Daher wird ein Verfahren zur Entdrallung benötigt. Dieser Begriff beschreibt den Abbau eines unerwünschten Dralles des Satelliten. Geostationäre Satelliten benutzen hierzu kleine Triebwerke, welche wiederum Treibstoff benötigen. Im Fall von Phase 3-D kann zur Entdrallung wiederum das Magnet-Torquer-System Anwendung finden, da sich dieser Satellit im Perigäum nahe genug an der Erde befindet (ca. 5000km) um das Erdmagnetfeld effektiv nutzen zu können.
Konventionelle Drallräder verwenden Kugellager. Diese Technologie birgt jedoch ein Problem in sich. Im Vakuum des Weltraumes verändert sich das Schmiermittel in den Kugellagern. Entweder verdampft es in den Weltraum oder es verhärtet sich. Beides führt nach etwa 10 Jahren zu einem Ausfall des Drallrades. Man versucht durch redundante Systeme (mehr als drei Drallräder) diesem Problem entgegenzusteuern. Das Problem an sich, die begrenzte Lebensdauer von Kugellagern, blibt bestehen.
Eine Alternative bietet sich mit einer magnetischen Lagerung, die berührungslos arbeitet. Der rotierende Teil des Drallrades wird hierbei mittels magnetischer Felder gelagert. Ein solches Lager arbeitet verschleißfrei und besitzt daher theoretisch eine unbegrenzte Lebensdauer.
Der Nachteil dieser Technologie ist allerdings eine komplexe Elektronik, welche für die Regelung der magnetischen Felder im Lager notwendig ist. Der Aufwand für ein solches Lager ist also deutlich höher als bei einem Kugellager. Die Lebensdauer des magnetischen Lagers ergibt sich somit hauptsächlich aus der Zuverlässigkeit der verwendeten Elektronik. Solche analoge Elektronik jedoch hat in der langjährigen Erfahrung der AMSAT-Konstrukteure enorm hohe Lebensdauer bewiesen, weshalb von dieser Seite keine wesentlichen Probleme zu erwarten sind.

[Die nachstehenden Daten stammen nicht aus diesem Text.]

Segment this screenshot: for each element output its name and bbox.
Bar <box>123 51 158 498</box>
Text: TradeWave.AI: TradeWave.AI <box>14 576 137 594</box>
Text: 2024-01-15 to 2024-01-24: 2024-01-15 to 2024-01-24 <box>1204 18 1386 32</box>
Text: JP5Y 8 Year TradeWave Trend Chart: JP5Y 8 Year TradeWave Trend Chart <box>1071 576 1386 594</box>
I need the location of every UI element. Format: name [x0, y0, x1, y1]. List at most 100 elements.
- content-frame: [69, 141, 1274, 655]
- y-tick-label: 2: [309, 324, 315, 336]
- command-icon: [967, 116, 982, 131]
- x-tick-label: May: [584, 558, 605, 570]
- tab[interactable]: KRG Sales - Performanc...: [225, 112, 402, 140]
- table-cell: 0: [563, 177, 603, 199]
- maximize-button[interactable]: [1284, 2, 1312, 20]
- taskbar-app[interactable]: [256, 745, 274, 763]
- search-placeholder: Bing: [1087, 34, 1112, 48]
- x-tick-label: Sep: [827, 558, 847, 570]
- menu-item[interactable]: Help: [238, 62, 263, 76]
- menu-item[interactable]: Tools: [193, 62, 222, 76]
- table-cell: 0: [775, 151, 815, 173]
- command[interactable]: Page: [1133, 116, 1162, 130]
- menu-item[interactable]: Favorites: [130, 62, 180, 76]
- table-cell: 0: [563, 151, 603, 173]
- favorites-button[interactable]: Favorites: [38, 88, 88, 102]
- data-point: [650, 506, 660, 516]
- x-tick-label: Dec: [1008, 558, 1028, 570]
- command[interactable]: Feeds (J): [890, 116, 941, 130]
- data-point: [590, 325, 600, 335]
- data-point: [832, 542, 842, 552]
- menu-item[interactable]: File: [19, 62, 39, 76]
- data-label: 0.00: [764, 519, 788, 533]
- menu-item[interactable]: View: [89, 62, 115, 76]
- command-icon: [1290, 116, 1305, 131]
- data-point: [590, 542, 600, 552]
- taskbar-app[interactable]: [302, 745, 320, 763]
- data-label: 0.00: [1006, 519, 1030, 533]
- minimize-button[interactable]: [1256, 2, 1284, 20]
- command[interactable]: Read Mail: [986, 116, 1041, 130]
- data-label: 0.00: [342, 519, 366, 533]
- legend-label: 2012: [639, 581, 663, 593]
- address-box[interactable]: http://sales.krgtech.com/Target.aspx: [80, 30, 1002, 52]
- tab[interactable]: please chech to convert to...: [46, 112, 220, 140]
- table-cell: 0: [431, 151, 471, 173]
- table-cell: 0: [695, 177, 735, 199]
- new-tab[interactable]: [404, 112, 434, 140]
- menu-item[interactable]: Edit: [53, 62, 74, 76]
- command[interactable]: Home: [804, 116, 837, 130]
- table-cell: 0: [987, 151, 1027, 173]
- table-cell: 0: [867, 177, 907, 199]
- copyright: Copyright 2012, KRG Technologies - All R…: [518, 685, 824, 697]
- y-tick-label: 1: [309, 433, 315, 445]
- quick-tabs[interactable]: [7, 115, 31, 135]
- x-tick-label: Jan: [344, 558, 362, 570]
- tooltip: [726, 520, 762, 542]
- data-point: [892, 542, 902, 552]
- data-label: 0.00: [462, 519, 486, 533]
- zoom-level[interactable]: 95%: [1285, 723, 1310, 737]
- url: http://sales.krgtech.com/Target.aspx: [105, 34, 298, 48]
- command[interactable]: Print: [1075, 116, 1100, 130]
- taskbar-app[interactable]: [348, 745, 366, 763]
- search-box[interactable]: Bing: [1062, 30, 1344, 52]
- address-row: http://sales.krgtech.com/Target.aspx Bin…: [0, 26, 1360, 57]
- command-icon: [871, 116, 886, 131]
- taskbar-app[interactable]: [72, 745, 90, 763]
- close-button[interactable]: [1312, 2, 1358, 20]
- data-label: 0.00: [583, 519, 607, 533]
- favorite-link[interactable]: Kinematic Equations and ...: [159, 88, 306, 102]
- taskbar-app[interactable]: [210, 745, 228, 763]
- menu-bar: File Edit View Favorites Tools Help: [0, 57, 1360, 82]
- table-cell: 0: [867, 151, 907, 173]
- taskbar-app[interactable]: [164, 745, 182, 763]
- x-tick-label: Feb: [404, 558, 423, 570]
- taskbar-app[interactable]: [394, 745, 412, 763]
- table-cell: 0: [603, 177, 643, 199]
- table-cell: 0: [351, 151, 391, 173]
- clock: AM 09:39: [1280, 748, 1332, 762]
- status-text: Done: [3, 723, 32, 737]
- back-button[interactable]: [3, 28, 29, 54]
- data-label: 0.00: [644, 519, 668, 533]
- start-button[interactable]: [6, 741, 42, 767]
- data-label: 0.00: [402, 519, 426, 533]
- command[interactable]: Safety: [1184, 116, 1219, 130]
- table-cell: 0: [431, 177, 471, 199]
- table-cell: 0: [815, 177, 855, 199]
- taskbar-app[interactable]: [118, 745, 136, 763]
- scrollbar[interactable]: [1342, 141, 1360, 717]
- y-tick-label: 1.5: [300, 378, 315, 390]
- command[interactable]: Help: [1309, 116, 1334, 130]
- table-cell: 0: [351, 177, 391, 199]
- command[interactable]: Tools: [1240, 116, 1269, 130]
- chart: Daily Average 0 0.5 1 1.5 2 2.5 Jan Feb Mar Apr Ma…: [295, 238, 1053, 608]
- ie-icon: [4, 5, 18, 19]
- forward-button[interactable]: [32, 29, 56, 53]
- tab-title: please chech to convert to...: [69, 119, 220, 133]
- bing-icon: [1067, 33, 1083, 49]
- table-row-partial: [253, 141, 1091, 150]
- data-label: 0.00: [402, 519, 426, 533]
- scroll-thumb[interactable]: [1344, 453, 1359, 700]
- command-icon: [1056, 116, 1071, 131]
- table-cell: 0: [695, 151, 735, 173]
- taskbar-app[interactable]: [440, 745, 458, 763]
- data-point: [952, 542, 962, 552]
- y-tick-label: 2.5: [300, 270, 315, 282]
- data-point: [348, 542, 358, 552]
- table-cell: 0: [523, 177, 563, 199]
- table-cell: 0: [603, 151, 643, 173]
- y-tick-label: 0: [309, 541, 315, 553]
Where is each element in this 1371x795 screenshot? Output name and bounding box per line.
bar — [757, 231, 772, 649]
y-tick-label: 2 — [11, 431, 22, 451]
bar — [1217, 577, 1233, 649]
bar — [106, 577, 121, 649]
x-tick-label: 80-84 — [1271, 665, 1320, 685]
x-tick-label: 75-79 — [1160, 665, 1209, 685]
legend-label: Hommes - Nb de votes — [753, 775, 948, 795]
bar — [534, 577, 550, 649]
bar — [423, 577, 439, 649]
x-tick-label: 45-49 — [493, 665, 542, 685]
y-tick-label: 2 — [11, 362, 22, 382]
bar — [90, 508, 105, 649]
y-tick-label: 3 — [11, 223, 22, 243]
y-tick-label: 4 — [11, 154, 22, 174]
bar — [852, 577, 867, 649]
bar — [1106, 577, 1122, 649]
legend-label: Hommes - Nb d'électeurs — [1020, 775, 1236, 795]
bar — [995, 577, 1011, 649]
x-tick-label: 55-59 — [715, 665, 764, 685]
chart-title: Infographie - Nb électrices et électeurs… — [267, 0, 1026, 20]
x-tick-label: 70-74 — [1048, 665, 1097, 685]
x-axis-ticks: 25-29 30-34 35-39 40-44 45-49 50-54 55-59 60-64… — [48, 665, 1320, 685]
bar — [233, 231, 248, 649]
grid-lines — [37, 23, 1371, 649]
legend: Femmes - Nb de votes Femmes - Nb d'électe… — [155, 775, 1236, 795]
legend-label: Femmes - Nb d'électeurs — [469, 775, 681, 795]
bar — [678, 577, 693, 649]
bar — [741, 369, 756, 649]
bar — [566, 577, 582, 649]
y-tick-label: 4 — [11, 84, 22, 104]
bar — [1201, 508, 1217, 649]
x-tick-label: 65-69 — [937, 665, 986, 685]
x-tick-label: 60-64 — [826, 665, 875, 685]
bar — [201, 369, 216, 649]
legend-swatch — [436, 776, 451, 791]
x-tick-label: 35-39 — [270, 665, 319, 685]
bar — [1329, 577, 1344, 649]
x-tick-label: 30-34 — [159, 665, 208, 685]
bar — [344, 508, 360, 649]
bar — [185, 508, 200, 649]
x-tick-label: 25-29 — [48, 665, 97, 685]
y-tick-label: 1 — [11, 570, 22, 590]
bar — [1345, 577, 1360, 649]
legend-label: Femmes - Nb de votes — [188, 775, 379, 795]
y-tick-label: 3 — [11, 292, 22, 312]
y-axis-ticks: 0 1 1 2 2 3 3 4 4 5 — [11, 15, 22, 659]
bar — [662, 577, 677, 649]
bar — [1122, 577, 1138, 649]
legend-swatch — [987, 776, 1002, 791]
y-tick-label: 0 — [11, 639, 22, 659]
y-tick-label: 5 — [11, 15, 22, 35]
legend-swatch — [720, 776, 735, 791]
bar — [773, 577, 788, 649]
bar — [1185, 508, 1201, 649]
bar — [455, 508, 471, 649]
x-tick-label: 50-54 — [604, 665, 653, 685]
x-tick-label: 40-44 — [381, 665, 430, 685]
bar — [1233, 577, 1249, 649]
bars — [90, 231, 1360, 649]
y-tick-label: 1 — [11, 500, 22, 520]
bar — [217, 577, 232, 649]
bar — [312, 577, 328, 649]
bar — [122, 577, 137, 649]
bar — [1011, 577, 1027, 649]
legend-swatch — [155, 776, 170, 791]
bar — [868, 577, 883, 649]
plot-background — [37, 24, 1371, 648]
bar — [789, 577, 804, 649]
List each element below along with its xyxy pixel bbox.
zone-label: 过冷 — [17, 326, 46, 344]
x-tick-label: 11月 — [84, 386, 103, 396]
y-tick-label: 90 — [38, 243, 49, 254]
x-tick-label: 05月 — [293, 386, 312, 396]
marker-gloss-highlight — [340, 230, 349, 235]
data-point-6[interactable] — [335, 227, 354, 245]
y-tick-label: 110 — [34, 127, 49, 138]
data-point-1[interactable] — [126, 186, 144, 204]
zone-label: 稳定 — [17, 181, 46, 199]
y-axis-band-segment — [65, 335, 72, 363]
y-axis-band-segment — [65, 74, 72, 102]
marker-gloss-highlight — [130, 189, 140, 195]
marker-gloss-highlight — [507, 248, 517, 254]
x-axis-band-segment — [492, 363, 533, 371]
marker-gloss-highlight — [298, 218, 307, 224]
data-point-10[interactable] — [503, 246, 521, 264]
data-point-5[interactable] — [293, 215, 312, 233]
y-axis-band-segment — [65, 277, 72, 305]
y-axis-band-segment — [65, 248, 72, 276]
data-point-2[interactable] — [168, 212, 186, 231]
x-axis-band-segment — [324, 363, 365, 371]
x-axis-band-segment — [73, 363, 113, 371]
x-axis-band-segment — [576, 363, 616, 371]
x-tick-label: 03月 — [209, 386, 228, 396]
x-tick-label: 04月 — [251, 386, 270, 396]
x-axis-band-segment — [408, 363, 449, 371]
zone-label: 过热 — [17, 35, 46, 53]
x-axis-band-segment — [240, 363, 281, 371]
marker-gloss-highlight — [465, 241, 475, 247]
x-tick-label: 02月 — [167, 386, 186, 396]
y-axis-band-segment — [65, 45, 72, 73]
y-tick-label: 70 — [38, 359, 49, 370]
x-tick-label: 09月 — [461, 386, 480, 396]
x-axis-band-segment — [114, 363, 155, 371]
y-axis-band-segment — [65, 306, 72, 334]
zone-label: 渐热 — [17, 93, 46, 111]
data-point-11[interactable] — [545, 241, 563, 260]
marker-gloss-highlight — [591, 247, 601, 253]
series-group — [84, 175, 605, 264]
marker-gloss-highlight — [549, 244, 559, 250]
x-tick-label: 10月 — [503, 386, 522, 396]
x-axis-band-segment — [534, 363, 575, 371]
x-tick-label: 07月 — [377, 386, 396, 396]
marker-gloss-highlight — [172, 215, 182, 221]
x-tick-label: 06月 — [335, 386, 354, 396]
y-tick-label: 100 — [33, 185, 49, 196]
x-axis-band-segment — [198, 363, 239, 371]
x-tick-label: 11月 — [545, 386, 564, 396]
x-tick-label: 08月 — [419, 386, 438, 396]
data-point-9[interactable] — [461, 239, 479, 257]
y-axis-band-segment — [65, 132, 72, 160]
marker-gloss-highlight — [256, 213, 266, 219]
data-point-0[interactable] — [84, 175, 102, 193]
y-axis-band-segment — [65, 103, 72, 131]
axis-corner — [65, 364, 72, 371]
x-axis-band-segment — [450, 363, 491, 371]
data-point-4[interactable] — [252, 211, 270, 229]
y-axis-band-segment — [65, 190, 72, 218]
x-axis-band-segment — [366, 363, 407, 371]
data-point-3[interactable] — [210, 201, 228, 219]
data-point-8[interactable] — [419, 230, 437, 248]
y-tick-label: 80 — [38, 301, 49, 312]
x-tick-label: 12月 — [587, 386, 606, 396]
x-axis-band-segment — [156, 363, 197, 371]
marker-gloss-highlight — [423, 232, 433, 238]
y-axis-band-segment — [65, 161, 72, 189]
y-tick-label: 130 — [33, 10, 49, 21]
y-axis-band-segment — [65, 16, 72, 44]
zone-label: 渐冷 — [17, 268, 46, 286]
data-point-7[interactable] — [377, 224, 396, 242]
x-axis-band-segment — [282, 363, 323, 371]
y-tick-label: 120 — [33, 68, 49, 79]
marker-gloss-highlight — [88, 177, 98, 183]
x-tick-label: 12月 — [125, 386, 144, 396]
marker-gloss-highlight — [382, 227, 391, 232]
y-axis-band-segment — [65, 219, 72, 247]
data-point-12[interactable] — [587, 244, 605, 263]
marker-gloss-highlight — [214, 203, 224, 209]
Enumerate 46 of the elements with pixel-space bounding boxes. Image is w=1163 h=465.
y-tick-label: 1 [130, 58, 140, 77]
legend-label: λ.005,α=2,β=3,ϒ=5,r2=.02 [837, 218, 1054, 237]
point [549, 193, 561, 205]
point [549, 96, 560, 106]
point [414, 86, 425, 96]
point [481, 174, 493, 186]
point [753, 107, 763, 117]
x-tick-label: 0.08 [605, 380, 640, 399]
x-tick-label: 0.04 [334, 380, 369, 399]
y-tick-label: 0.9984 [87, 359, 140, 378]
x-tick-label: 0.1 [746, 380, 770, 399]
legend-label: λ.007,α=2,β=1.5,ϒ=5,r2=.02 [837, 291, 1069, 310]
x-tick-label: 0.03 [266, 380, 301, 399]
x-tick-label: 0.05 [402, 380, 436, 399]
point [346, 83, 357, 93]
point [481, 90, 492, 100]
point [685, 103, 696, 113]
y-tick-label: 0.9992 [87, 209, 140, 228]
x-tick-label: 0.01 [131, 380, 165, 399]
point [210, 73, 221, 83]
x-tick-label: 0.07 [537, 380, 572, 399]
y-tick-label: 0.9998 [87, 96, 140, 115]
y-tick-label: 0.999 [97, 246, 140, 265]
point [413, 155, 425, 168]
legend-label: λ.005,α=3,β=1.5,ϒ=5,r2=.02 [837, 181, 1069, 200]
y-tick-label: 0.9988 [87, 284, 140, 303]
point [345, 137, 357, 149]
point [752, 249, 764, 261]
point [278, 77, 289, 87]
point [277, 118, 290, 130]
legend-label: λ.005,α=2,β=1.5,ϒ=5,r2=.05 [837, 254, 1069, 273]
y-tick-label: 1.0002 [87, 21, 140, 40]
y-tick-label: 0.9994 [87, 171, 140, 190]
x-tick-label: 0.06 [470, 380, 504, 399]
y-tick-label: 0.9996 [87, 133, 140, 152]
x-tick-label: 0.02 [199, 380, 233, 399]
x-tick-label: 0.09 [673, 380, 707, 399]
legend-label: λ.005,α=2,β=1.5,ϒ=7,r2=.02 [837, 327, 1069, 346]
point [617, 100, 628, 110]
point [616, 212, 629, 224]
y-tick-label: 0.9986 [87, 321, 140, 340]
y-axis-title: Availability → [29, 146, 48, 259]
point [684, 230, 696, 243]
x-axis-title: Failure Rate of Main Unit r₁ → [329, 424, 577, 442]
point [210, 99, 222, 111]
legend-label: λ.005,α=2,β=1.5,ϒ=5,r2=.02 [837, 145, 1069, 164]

Das Problem der magnetischen Lagerung liegt vielmehr in der geschickten Auslegung der Regelungselektronik, die präzise auf das verwendete Lager und Drallrad angepast werden muß. Dies erfordert ein hohes Maß an regelungstechnischen Kenntnissen, um die Lagerung in jedem Fall stabil zu halten. Besonders Stoßanregungen auf das Lager stellen ein Problem dar. Bei geschickter Auslegung der Regelungselektronik [4] kann man diese Probleme jedoch zuverlässig in den Griff bekommen.
Bis zum jetzigen Zeitpunkt wurden magnetisch gelagerte Drallräder nur selten eingesetzt, der erste Satellit mit einem solchen System war der französische SPOT [5], welcher schon Anfang der 80er Jahre gestartet wurde. Seither wurde jedoch weder die Technologie verbessert, noch wurde die Lagerung nennenswert eingesetzt.
Die für Phase 3-D entwickelten Drallräder stellen einen mutigen Schritt in Richtung zukunftsweisender Technologie dar. Nach erfolgreichem Einsatz auf P3-D sollte sich auch die kommerzielle Satelliten-Industrie für das System interessieren. AMSAT kann aufgrund dieser Entwicklung ohne Übertreibung als innovativer Technologieträger im Bereich der magnetisch gelagerten Drallräder bezeichnet werden.